Merck's third-quarter earnings topped analysts’ expectations even as global sales fell 4.3 percent, hurt partly by patent expirations and a drop in sales of its hepatitis C drugs.

The No. 2 U.S. drugmaker, which owns such brands as Dr. Scholl’s and Coppertone, said it earned $895 million, or 31 cents per share, down from $1.12 billion, or 38 cents per share, a year earlier. Excluding restructuring costs and other items, earnings were 90 cents per share, topping the average analyst forecast of 88 cents per share, according to Thomson Reuters I/B/E/S. Revenue decreased to $10.56 billion from $11.03 billion last year, partly on divestitures and the termination of a joint venture with AstraZeneca.

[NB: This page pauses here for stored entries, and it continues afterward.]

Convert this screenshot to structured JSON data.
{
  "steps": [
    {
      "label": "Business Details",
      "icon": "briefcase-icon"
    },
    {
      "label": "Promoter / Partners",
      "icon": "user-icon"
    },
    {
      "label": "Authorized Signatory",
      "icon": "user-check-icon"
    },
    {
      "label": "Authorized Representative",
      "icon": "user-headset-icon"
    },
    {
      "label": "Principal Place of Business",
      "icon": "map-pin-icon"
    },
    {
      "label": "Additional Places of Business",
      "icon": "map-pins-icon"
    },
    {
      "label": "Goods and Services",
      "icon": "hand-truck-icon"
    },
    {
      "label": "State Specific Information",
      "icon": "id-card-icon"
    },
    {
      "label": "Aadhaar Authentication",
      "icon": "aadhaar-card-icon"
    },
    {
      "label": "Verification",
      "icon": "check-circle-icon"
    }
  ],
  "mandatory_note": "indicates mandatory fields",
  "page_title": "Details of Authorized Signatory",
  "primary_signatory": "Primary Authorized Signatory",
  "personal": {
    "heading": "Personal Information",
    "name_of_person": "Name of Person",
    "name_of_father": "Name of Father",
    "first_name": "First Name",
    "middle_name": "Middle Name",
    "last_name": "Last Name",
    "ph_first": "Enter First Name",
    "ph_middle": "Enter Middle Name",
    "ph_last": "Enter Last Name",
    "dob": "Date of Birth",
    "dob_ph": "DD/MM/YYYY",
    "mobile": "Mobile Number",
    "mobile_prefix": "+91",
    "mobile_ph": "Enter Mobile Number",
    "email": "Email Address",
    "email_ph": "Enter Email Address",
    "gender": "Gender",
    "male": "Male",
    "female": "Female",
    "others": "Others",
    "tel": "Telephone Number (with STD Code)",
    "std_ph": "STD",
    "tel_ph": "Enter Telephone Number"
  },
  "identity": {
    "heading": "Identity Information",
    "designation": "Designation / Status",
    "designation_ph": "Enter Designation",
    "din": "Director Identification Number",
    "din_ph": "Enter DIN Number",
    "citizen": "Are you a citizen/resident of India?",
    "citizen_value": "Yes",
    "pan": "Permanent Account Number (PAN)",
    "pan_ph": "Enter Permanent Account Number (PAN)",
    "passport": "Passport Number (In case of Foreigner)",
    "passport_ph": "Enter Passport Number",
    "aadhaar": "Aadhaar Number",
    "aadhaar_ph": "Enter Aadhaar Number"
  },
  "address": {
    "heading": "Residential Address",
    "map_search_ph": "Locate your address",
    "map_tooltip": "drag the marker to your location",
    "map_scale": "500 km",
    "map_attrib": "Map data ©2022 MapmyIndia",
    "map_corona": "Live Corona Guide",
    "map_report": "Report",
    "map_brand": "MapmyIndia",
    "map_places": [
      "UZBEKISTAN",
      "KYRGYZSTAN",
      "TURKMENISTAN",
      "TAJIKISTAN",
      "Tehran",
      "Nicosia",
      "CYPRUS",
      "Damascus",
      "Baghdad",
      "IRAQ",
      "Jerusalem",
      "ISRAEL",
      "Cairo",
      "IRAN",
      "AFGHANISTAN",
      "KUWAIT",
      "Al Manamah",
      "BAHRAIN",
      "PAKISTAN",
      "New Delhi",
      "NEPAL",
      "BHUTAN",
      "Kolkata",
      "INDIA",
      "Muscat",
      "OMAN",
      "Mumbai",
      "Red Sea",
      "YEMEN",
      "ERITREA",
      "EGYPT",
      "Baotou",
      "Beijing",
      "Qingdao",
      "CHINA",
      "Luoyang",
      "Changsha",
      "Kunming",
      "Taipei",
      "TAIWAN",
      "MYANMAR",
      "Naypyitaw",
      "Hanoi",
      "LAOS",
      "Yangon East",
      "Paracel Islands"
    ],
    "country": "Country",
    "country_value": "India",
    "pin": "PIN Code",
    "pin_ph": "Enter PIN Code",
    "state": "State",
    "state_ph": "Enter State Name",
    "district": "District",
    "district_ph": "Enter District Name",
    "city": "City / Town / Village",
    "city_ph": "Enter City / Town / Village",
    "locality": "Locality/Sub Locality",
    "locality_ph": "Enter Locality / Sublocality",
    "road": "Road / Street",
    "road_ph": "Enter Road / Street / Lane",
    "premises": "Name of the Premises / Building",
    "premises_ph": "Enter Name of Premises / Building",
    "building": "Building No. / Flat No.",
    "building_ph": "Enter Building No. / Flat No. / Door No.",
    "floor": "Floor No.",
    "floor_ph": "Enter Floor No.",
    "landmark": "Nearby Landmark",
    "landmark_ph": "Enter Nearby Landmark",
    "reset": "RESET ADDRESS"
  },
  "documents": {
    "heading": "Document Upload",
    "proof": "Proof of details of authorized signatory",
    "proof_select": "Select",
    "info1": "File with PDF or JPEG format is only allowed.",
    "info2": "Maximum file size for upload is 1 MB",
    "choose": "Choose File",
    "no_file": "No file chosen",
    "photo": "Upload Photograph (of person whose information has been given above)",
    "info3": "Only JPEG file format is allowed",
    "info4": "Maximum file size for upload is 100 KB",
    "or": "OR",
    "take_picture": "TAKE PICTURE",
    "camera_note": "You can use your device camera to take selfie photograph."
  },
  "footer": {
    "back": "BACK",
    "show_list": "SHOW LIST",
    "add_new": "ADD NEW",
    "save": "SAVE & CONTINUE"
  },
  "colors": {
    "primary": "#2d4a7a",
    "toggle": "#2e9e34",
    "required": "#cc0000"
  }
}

The Whitehouse Station, New Jersey-based company narrowed its earnings outlook for the year by three cents on each end, to a range of $3.46 to $3.50 per share. It now expects revenue to be between $42.4 billion and $42.8 billion.

Merck has been shedding noncore assets and cutting expenses while developing new products amid growing competition from generic drug makers. Earlier this month, the company sold its consumer care business -- which includes prescription rights to Claritin and Afrin -- to Germany's Bayer AG for $14.2 billion. The sale is seen as part of Merck’s efforts to lift earnings. The company, which operates in more than 140 countries, also recently gained approval for its drug Keytruda for the treatment of melanoma and for its insomnia drug Belsomra.

“Last October, we launched a multi-year initiative to transform Merck and build a platform for sustained, future growth,” Kenneth C. Frazier, its chief executive and chairman, said in a statement. “One year later, we delivered solid third-quarter results and are making steady progress in our transformation, including divesting noncore assets, reducing our expense base and investing in our promising new product launches and pipeline.”

Some analysts have urged Merck to take more aggressive steps to further cut expenses by selling off other businesses, including older drugs that have lost U.S. patent protection that are sold in emerging markets. “We will continue to evaluate opportunities as appropriate,” Frazier said Monday on a conference call with analysts.